Chris Bray - 6/9/2010

So, Ralph, which words in the Declaration of Independence promise racial equality to everyone? I think I know which ones you're going to suggest, and I'm happy to have that discussion -- you have to read the whole document, and notice what its author and signers did in the real world. Full context, not phrase-grabbing.

I would argue that a century of determined African-American resistance, at very great cost, destroyed white supremacy. The federal government codified an emerging reality -- it acknowledged that reality far more than it created it.

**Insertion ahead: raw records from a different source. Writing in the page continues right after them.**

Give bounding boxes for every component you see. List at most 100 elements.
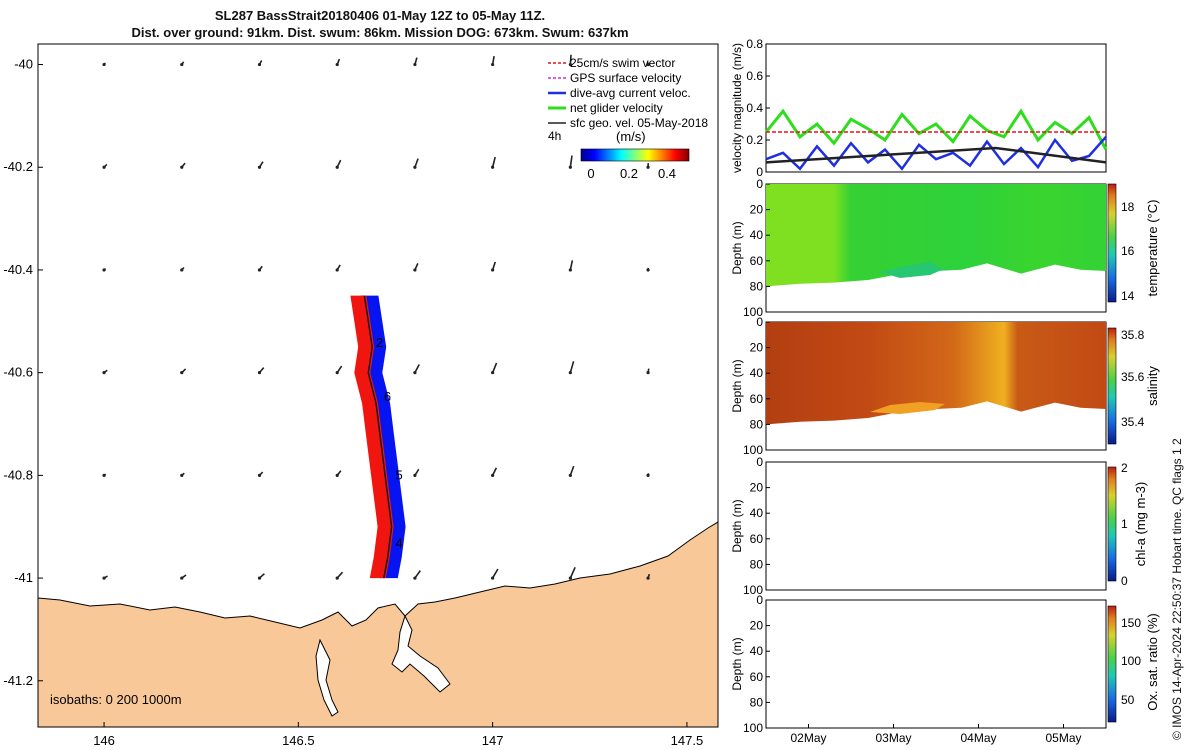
geo-vector-dot <box>646 268 650 272</box>
geo-vector-dot <box>335 371 339 375</box>
depth-tick-label: 60 <box>750 392 764 406</box>
geo-vector-dot <box>568 576 572 580</box>
geo-vector-dot <box>335 576 339 580</box>
geo-vector-dot <box>180 165 184 169</box>
day-labels: 2 6 5 4 <box>376 335 403 550</box>
geo-vector-dot <box>568 62 572 67</box>
depth-tick-label: 0 <box>756 315 763 329</box>
geo-vector-dot <box>568 268 572 272</box>
geo-vector-dot <box>413 576 417 580</box>
geo-vector-dot <box>257 371 262 375</box>
colorbar-tick-0: 0 <box>587 166 594 181</box>
geo-vector <box>569 566 576 579</box>
colorbar-tick-2: 0.4 <box>658 166 676 181</box>
day-label: 4 <box>395 535 402 550</box>
velocity-ylabel: velocity magnitude (m/s) <box>730 43 744 173</box>
salinity-ticks: 0 20 40 60 80 100 Depth (m) <box>730 315 770 457</box>
geo-vector-dot <box>491 165 495 169</box>
geo-vector-dot <box>646 473 650 477</box>
temperature-cbar-label: temperature (°C) <box>1145 200 1160 297</box>
depth-tick-label: 0 <box>756 593 763 607</box>
chlorophyll-axes <box>765 461 1107 591</box>
track-line <box>363 295 393 579</box>
chlorophyll-panel: 0 20 40 60 80 100 Depth (m) 0 1 2 chl-a (mg m-… <box>730 455 1148 597</box>
isobaths-note: isobaths: 0 200 1000m <box>50 692 182 707</box>
geo-vector-dot <box>102 62 106 67</box>
geo-vector-dot <box>257 576 262 580</box>
map-ytick-label: -40.2 <box>3 159 33 174</box>
geo-vector-dot <box>335 165 339 169</box>
ox-cbar-tick-1: 100 <box>1121 654 1141 668</box>
sal-cbar-tick-1: 35.6 <box>1121 370 1145 384</box>
geo-vector-dot <box>257 165 262 169</box>
dive-current-ribbon <box>360 295 406 579</box>
geo-vector <box>569 260 574 271</box>
day-label: 5 <box>395 467 402 482</box>
geo-vector <box>491 156 496 168</box>
colorbar-tick-1: 0.2 <box>620 166 638 181</box>
map-xtick-label: 146 <box>93 733 115 748</box>
track-map: 146 146.5 147 147.5 -40 -40.2 -40.4 -40.6 -40.8 -… <box>3 43 719 748</box>
geo-vector-dot <box>491 473 495 477</box>
oxygen-colorbar <box>1107 605 1117 723</box>
chlorophyll-ticks: 0 20 40 60 80 100 Depth (m) <box>730 455 770 597</box>
swim-vector-ribbon <box>350 295 394 579</box>
date-tick-label: 03May <box>875 731 911 745</box>
chl-cbar-tick-1: 1 <box>1121 517 1128 531</box>
temperature-colorbar <box>1107 183 1117 303</box>
oxygen-axes <box>765 599 1107 729</box>
velocity-series-line <box>765 135 1107 171</box>
legend-geo-label: sfc geo. vel. 05-May-2018 <box>570 116 708 130</box>
temp-cbar-tick-1: 16 <box>1121 244 1135 258</box>
oxygen-ticks: 0 20 40 60 80 100 Depth (m) <box>730 593 770 735</box>
vel-tick-label: 0.4 <box>746 101 763 115</box>
geo-vector-dot <box>413 473 417 477</box>
temperature-cold-patch <box>880 262 960 278</box>
depth-tick-label: 60 <box>750 532 764 546</box>
map-ytick-label: -40.8 <box>3 467 33 482</box>
tamar-estuary <box>391 614 451 693</box>
geo-vector-dot <box>413 371 417 375</box>
geo-vector-dot <box>102 473 106 477</box>
geo-vector <box>569 54 572 65</box>
glider-track <box>350 295 406 579</box>
velocity-series-line <box>764 108 1108 151</box>
geo-vector-dot <box>257 268 262 272</box>
depth-tick-label: 100 <box>743 305 763 319</box>
colorbar-units: (m/s) <box>616 129 646 144</box>
depth-tick-label: 60 <box>750 670 764 684</box>
geo-vector-dot <box>568 371 572 375</box>
depth-tick-label: 40 <box>750 506 764 520</box>
map-xtick-label: 147.5 <box>671 733 704 748</box>
geo-vector-dot <box>646 165 650 169</box>
map-legend: 25cm/s swim vector GPS surface velocity … <box>548 56 708 181</box>
velocity-series-line <box>765 146 1107 164</box>
velocity-ticks: 0 0.2 0.4 0.6 0.8 <box>746 37 770 179</box>
legend-net-label: net glider velocity <box>570 101 663 115</box>
vel-tick-label: 0.2 <box>746 133 763 147</box>
geo-vector-dot <box>102 268 106 272</box>
geo-vector-dot <box>646 576 650 580</box>
chart-title-line2: Dist. over ground: 91km. Dist. swum: 86k… <box>131 25 629 40</box>
chl-cbar-tick-0: 0 <box>1121 574 1128 588</box>
ox-cbar-tick-2: 150 <box>1121 616 1141 630</box>
temp-cbar-tick-0: 14 <box>1121 289 1135 303</box>
geo-vector <box>491 362 498 373</box>
date-tick-label: 04May <box>960 731 996 745</box>
salinity-colorbar <box>1107 327 1117 445</box>
legend-swim-label: 25cm/s swim vector <box>570 56 675 70</box>
depth-tick-label: 60 <box>750 254 764 268</box>
legend-gps-label: GPS surface velocity <box>570 71 681 85</box>
depth-tick-label: 20 <box>750 341 764 355</box>
depth-tick-label: 40 <box>750 644 764 658</box>
velocity-panel: 0 0.2 0.4 0.6 0.8 velocity magnitude (m/s) <box>730 37 1108 179</box>
speed-colorbar <box>580 148 690 162</box>
chlorophyll-cbar-label: chl-a (mg m-3) <box>1133 482 1148 567</box>
depth-tick-label: 100 <box>743 721 763 735</box>
temperature-field <box>766 184 1106 287</box>
map-ytick-label: -40.4 <box>3 262 33 277</box>
geo-vector <box>569 465 575 476</box>
geo-vector-dot <box>646 62 650 67</box>
geo-vector-dot <box>102 165 106 169</box>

This bit about "we progressives" just makes me shrug. What I know is that, time and time again, I see these constructions that make federal action the very center of a narrative that doesn't mention the long Civil Rights Movement. It seems to me that the "black awakening" narrative persists in popular discussion, despite the heroic scholarship of a long line of historians who have expanded our understanding of the long and deeply organized fight against racial oppression in the United States. MLK is still about ninety percent of the public story.

At the very least, you have to notice that Elizabeth Wydra has written that the Constitution created racial justice, which Martin Luther King brought to its culmination through the efforts of the federal government. That's just what she said, and you can't bristle it away.

Anyway, I have to slip away back to my tea party, now -- my controllers want me to take careful notes on their seminar about destroying all things that are decent and noble. It's exhausting work, but at least we have the gratification of seeing all that progress die.

Ralph M. Hitchens - 6/9/2010

I would be in awe of this insight, were it to bear the remotest connection to reality. Are you suggesting that the federal government had no role in ending state-sanctioned discrimination in the South? Do you believe we progressives dismiss the accomplishments of the black pioneers like E. D. Nixon et. al., rather than appreciating how the government belatedly built upon their sacrifices?

Do you also believe that the plain meaning of the words in the Declaration of Independence is not pretty clear to all of us? So what if Thomas Jefferson was a slave-owning hypocrite; he let slip some words that fatally undermined his world and inspire us (and most of the world) even today.

Perhaps you should quietly slip back to your tea party.